There ought to be discussions about this, because when wealth is transferrred to the financial system in excess of the value added by that system, we all become impoverished. Lack of transparency is the magic that makes such a transfer possible. Madoff’s whole scheme worked because of lack of transparency. He claimed to have magical powers. And people believed him.
Lack of transparency leads to chicanery: It is what makes that transfer seem desirable when it is actually not so. There are a thousand highly paid political operatives working on resoring transparency. And if capitalism is to function correctly, they damn well better take a good crack at it. In light of this work ther is a glimmer of hope that it will be fixed by good legislation. ( In Journal-Talk, Regulation)
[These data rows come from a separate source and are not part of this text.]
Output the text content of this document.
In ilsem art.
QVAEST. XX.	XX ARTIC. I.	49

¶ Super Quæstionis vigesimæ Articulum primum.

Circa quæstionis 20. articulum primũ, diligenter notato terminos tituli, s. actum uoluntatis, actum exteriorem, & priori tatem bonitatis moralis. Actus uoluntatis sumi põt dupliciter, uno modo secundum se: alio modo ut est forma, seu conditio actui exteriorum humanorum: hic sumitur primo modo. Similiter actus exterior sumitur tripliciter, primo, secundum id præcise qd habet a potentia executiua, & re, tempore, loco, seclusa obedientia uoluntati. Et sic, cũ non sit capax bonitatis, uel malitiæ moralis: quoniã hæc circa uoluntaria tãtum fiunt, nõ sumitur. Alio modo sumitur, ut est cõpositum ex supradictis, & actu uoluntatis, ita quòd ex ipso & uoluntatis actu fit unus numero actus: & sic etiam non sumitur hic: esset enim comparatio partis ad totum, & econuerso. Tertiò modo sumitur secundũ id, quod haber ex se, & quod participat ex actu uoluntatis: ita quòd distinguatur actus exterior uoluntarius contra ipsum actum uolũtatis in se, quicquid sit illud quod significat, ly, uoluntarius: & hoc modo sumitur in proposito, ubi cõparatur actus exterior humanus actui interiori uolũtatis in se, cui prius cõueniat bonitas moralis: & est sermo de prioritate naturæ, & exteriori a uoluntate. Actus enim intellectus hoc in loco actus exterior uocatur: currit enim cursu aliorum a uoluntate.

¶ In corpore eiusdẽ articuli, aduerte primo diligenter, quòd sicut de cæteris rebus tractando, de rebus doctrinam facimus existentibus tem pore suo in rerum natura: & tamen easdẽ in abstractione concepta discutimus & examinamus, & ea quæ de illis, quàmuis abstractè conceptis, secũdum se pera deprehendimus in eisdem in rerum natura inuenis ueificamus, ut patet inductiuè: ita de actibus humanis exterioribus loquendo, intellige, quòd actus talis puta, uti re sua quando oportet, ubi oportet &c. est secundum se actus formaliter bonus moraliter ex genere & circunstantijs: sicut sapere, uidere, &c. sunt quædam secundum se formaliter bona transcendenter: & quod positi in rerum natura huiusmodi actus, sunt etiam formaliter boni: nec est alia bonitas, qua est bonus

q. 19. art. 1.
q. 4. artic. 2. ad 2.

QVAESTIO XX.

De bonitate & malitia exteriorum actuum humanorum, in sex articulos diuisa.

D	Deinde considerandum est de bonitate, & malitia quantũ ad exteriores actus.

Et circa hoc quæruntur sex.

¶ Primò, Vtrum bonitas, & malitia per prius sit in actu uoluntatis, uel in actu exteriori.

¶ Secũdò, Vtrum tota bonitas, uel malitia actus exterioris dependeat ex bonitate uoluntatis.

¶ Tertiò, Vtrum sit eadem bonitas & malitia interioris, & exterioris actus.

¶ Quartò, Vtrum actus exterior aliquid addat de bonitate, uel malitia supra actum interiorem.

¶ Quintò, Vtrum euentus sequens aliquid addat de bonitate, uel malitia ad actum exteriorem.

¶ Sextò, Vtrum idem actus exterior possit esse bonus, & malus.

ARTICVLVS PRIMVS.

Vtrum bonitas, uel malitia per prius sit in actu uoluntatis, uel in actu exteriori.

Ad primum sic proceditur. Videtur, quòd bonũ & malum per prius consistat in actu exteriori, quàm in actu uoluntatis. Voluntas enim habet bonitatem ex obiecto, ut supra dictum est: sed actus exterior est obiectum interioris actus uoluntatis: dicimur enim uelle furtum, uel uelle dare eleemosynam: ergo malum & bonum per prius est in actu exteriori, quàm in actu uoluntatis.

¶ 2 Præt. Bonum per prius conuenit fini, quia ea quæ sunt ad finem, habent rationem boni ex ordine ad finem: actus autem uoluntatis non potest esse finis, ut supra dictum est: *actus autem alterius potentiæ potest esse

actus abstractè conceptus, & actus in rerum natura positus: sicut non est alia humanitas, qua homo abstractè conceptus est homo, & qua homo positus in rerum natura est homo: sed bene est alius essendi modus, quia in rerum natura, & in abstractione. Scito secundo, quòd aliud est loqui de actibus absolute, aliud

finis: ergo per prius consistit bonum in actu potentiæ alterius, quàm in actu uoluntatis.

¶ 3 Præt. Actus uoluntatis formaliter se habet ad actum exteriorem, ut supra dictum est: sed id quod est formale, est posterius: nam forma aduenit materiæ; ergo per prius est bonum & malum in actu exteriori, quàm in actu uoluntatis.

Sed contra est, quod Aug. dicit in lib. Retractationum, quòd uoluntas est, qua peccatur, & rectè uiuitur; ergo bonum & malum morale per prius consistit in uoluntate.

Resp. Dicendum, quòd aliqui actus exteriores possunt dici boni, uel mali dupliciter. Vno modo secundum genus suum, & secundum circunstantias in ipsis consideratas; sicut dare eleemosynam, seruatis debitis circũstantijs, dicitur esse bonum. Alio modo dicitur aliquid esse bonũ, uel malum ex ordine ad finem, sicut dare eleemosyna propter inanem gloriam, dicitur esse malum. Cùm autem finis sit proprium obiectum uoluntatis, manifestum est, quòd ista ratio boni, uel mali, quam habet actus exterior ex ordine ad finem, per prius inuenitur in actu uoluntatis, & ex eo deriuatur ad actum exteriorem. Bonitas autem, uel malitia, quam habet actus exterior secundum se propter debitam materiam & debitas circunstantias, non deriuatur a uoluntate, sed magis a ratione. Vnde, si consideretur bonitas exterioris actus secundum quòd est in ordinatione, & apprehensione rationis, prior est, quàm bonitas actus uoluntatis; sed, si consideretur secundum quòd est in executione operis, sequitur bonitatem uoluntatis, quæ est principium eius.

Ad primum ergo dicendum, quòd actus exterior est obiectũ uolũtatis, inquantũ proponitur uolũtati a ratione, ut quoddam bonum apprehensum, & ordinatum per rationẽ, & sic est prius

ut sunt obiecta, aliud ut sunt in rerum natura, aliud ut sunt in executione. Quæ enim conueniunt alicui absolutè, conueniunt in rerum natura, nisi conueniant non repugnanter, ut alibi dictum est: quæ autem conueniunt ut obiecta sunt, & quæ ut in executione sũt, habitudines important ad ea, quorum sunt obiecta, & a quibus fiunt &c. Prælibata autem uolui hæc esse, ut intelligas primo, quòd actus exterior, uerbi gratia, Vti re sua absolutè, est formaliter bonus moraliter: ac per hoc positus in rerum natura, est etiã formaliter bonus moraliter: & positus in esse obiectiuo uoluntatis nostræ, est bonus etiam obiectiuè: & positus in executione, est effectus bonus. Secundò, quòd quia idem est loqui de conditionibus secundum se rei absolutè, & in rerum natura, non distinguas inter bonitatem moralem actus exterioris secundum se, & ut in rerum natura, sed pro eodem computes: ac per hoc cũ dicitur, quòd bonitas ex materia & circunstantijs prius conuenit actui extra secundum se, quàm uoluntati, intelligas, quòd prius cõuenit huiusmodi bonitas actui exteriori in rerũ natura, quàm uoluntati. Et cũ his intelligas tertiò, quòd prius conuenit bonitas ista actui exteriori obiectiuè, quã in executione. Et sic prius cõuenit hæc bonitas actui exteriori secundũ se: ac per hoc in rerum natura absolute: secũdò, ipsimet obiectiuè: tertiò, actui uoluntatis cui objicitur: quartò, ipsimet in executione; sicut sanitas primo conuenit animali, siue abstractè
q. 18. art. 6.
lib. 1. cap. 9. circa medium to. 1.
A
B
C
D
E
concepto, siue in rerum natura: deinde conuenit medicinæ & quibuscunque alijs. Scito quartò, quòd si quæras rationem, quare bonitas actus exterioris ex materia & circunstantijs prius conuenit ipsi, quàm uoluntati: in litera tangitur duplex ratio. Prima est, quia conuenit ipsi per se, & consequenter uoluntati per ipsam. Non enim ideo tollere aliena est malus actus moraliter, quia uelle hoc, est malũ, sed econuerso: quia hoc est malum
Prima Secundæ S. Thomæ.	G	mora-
When all the processes in the financial market are open, frank, truthful, unbiased, unpuffed, unwrapped, and in plain view of all interested parties, there is some small hope that the market can approach efficiency. The size of the distortions tends to be limited, at least. When it is otherwise - when the distortions become a huge part of the system, the financial industry will swallow up great gobs of capital, pay it to its operatives, and weath-making enterprises - companies that manufacture and distribute goods and services that add real value to peoples’ lives - will quickly starve for lack of capital. That is the fast-track to serfdom.
The second problem with stratospheric pay in finance is opportunity cost. Every economic activity requires an input of talent. When all talent flees any activity it is usually not long before the activity stands on shaky ground. It is not long before it begins to crumble. When I was leaving college, for instance, steel producing companies were losing money on US operations. There were lots of reasons. Part of it was that factory floor pay in the US was an order of magnitude higher than it was in the far east. And unskilled labor in the far east was more productive. So it made sense to invest there rather than here. In any case, steel companies, when they offered jobs to degreed engineering graduates, paid the worst. So on average, they probably also got the worst. This drove them into a kind of inevitable downward spiral. There still exist a few specialty steel makers. But most of the industry is located offshore.
Every manufacturing industry in the US competes for talent with the financial industry. It does so for engineering, business, and finance professionals. If the financial industry is paying more than any manufacturing industry, where will people with the best talent go?
There is absolutely no question that finance needs good people to allocate resources among businesses. But what if all businesses are handicapped by their inability to hire the best talent? The process of efficient allocation no longer produces the best economic result. I am told by my wife who graduated from Columbia Business School in the late 1980’s that almost all the best people specialized in finance. They planned to work on Wall Street because that’s where they could make the most money. At that point in time the ratio between finance and other non-farm pay was 1.2. In other words, that level of pay proved no hinderence to the financial system in terms of attracting talent. The additional fifty cents on the dollar amounts to excess profit drained from the capital pool that could be used to rebuild manufacturing in the US or rebuild a crumbling infrastructure.
The readers of WSJ tend to be more closely connected with the financial system than readers of any othe publication, so it is not unexpected that WSJ should advocate for their interests. The readers of the WSJ will likely be people who view with suspicion and animosity any regulation that threatens to derail the gravy train. Maybe, though, that is precisely what needs to happen.